If you would like to make changes to your financial disclosure, please include your updated statement in your cover letter. Guidelines for resubmitting your figure files are available below the reviewer comments at the end of this letter.

If applicable, we recommend that you deposit your laboratory protocols in protocols.io to enhance the reproducibility of your results. Protocols.io assigns your protocol its own identifier (DOI) so that it can be cited independently in the future. For instructions see: https://journals.plos.org/plosone/s/submission-guidelines#loc-laboratory-protocols. Additionally, PLOS ONE offers an option for publishing peer-reviewed Lab Protocol articles, which describe protocols hosted on protocols.io. Read more information on sharing protocols at https://plos.org/protocols?utm_medium=editorial-email&utm_source=authorletters&utm_campaign=protocols.

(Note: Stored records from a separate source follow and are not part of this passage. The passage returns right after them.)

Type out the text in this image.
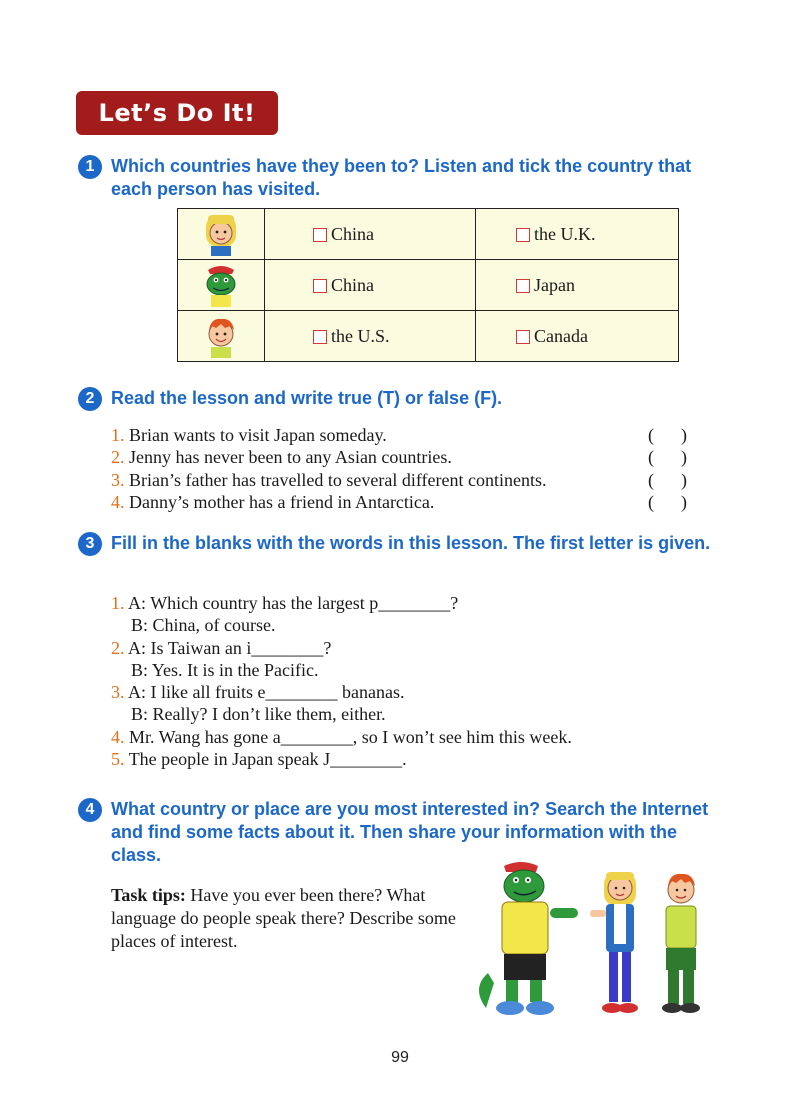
Let’s Do It!
1 Which countries have they been to? Listen and tick the country that each person has visited.
	China	the U.K.

	China	Japan

	the U.S.	Canada
2 Read the lesson and write true (T) or false (F).
1. Brian wants to visit Japan someday.	(      )
2. Jenny has never been to any Asian countries.	(      )
3. Brian’s father has travelled to several different continents.	(      )
4. Danny’s mother has a friend in Antarctica.	(      )
3 Fill in the blanks with the words in this lesson. The first letter is given.
1. A: Which country has the largest p________?
B: China, of course.
2. A: Is Taiwan an i________?
B: Yes. It is in the Pacific.
3. A: I like all fruits e________ bananas.
B: Really? I don’t like them, either.
4. Mr. Wang has gone a________, so I won’t see him this week.
5. The people in Japan speak J________.
4 What country or place are you most interested in? Search the Internet and find some facts about it. Then share your information with the class.
Task tips: Have you ever been there? What language do people speak there? Describe some places of interest.
99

We look forward to receiving your revised manuscript.

Kind regards,

Mohamed Yacin Sikkandar

Academic Editor

PLOS ONE

Journal Requirements:

When submitting your revision, we need you to address these additional requirements.

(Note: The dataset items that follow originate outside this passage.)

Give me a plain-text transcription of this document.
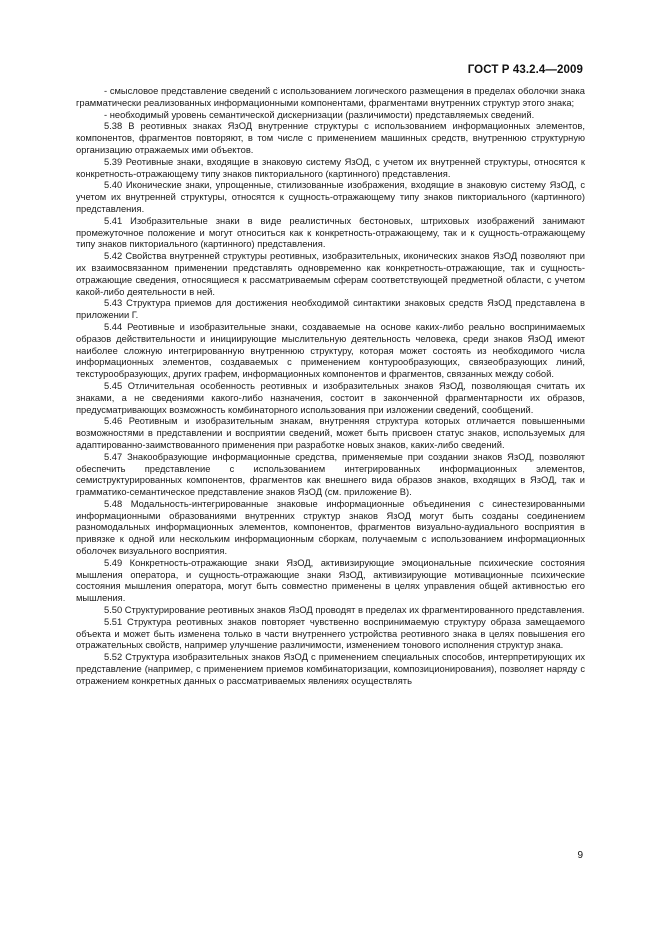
ГОСТ Р 43.2.4—2009

- смысловое представление сведений с использованием логического размещения в пределах оболочки знака грамматически реализованных информационными компонентами, фрагментами внутренних структур этого знака;

- необходимый уровень семантической дискернизации (различимости) представляемых сведений.

5.38 В реотивных знаках ЯзОД внутренние структуры с использованием информационных элементов, компонентов, фрагментов повторяют, в том числе с применением машинных средств, внутреннюю структурную организацию отражаемых ими объектов.

5.39 Реотивные знаки, входящие в знаковую систему ЯзОД, с учетом их внутренней структуры, относятся к конкретность-отражающему типу знаков пикториального (картинного) представления.

5.40 Иконические знаки, упрощенные, стилизованные изображения, входящие в знаковую систему ЯзОД, с учетом их внутренней структуры, относятся к сущность-отражающему типу знаков пикториального (картинного) представления.

5.41 Изобразительные знаки в виде реалистичных бестоновых, штриховых изображений занимают промежуточное положение и могут относиться как к конкретность-отражающему, так и к сущность-отражающему типу знаков пикториального (картинного) представления.

5.42 Свойства внутренней структуры реотивных, изобразительных, иконических знаков ЯзОД позволяют при их взаимосвязанном применении представлять одновременно как конкретность-отражающие, так и сущность-отражающие сведения, относящиеся к рассматриваемым сферам соответствующей предметной области, с учетом какой-либо деятельности в ней.

5.43 Структура приемов для достижения необходимой синтактики знаковых средств ЯзОД представлена в приложении Г.

5.44 Реотивные и изобразительные знаки, создаваемые на основе каких-либо реально воспринимаемых образов действительности и инициирующие мыслительную деятельность человека, среди знаков ЯзОД имеют наиболее сложную интегрированную внутреннюю структуру, которая может состоять из необходимого числа информационных элементов, создаваемых с применением контурообразующих, связеобразующих линий, текстурообразующих, других графем, информационных компонентов и фрагментов, связанных между собой.

5.45 Отличительная особенность реотивных и изобразительных знаков ЯзОД, позволяющая считать их знаками, а не сведениями какого-либо назначения, состоит в законченной фрагментарности их образов, предусматривающих возможность комбинаторного использования при изложении сведений, сообщений.

5.46 Реотивным и изобразительным знакам, внутренняя структура которых отличается повышенными возможностями в представлении и восприятии сведений, может быть присвоен статус знаков, используемых для адаптированно-заимствованного применения при разработке новых знаков, каких-либо сведений.

5.47 Знакообразующие информационные средства, применяемые при создании знаков ЯзОД, позволяют обеспечить представление с использованием интегрированных информационных элементов, семиструктурированных компонентов, фрагментов как внешнего вида образов знаков, входящих в ЯзОД, так и грамматико-семантическое представление знаков ЯзОД (см. приложение В).

5.48 Модальность-интегрированные знаковые информационные объединения с синестезированными информационными образованиями внутренних структур знаков ЯзОД могут быть созданы соединением разномодальных информационных элементов, компонентов, фрагментов визуально-аудиального восприятия в привязке к одной или нескольким информационным сборкам, получаемым с использованием информационных оболочек визуального восприятия.

5.49 Конкретность-отражающие знаки ЯзОД, активизирующие эмоциональные психические состояния мышления оператора, и сущность-отражающие знаки ЯзОД, активизирующие мотивационные психические состояния мышления оператора, могут быть совместно применены в целях управления общей активностью его мышления.

5.50 Структурирование реотивных знаков ЯзОД проводят в пределах их фрагментированного представления.

5.51 Структура реотивных знаков повторяет чувственно воспринимаемую структуру образа замещаемого объекта и может быть изменена только в части внутреннего устройства реотивного знака в целях повышения его отражательных свойств, например улучшение различимости, изменением тонового исполнения структур знака.

5.52 Структура изобразительных знаков ЯзОД с применением специальных способов, интерпретирующих их представление (например, с применением приемов комбинаторизации, композиционирования), позволяет наряду с отражением конкретных данных о рассматриваемых явлениях осуществлять

9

1. Please ensure that your manuscript meets PLOS ONE's style requirements, including those for file naming. The PLOS ONE style templates can be found at 

https://journals.plos.org/plosone/s/file?id=wjVg/PLOSOne_formatting_sample_main_body.pdf and 

https://journals.plos.org/plosone/s/file?id=ba62/PLOSOne_formatting_sample_title_authors_affiliations.pdf

2. Note from Emily Chenette, Editor in Chief of PLOS ONE, and Iain Hrynaszkiewicz, Director of Open Research Solutions at PLOS: Did you know that depositing data in a repository is associated with up to a 25% citation advantage (https://doi.org/10.1371/journal.pone.0230416)? If you’ve not already done so, consider depositing your raw data in a repository to ensure your work is read, appreciated and cited by the largest possible audience. You’ll also earn an Accessible Data icon on your published paper if you deposit your data in any participating repository (https://plos.org/open-science/open-data/#accessible-data).

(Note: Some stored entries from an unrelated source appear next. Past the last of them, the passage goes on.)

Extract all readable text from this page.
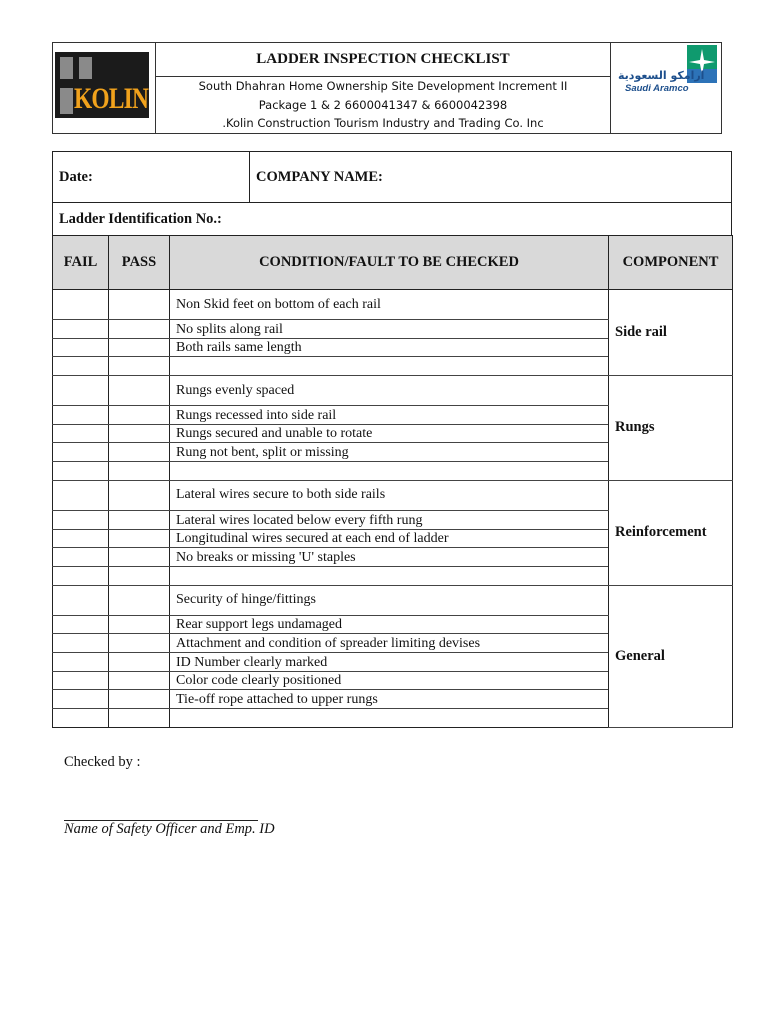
KOLIN
LADDER INSPECTION CHECKLIST
South Dhahran Home Ownership Site Development Increment II
Package 1 & 2 6600041347 & 6600042398
.Kolin Construction Tourism Industry and Trading Co. Inc
ارامكو السعودية
Saudi Aramco
Date:	COMPANY NAME:
Ladder Identification No.:
FAIL	PASS	CONDITION/FAULT TO BE CHECKED	COMPONENT
		Non Skid feet on bottom of each rail	Side rail
		No splits along rail	
		Both rails same length	

		Rungs evenly spaced	Rungs
		Rungs recessed into side rail	
		Rungs secured and unable to rotate	
		Rung not bent, split or missing	

		Lateral wires secure to both side rails	Reinforcement
		Lateral wires located below every fifth rung	
		Longitudinal wires secured at each end of ladder	
		No breaks or missing 'U' staples	

		Security of hinge/fittings	General
		Rear support legs undamaged	
		Attachment and condition of spreader limiting devises	
		ID Number clearly marked	
		Color code clearly positioned	
		Tie-off rope attached to upper rungs	

Checked by :
Name of Safety Officer and Emp. ID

3. Thank you for stating the following financial disclosure: 

"Funding: The work was supported by the NIH National Institute of Arthritis and Musculoskeletal and Skin Diseases, Contract: K08AR068470, R03AR075929, and The Harry M. Zweig Fund for Equine Research. This work was also supported by the NIH National Institute of Neurological Disorders and Stroke. Contract: R01NS116595. Additionally, this work was supported by the National Science Foundation grants DMR-1807602, CMMI 1927197, and BMMB-1536463. Lastly, this work made use of the Cornell Center for Materials Research Shared Facilities which are supported through the NSF MRSEC program (DMR-1719875)." 

Please state what role the funders took in the study.  If the funders had no role, please state: ""The funders had no role in study design, data collection and analysis, decision to publish, or preparation of the manuscript."" 

If this statement is not correct you must amend it as needed. 

Please include this amended Role of Funder statement in your cover letter; we will change the online submission form on your behalf.

4. We note that you have stated that you will provide repository information for your data at acceptance. Should your manuscript be accepted for publication, we will hold it until you provide the relevant accession numbers or DOIs necessary to access your data. If you wish to make changes to your Data Availability statement, please describe these changes in your cover letter and we will update your Data Availability statement to reflect the information you provide.

[Note: HTML markup is below. Please do not edit.]

Reviewers' comments:

Reviewer's Responses to Questions

Comments to the Author

1. Is the manuscript technically sound, and do the data support the conclusions?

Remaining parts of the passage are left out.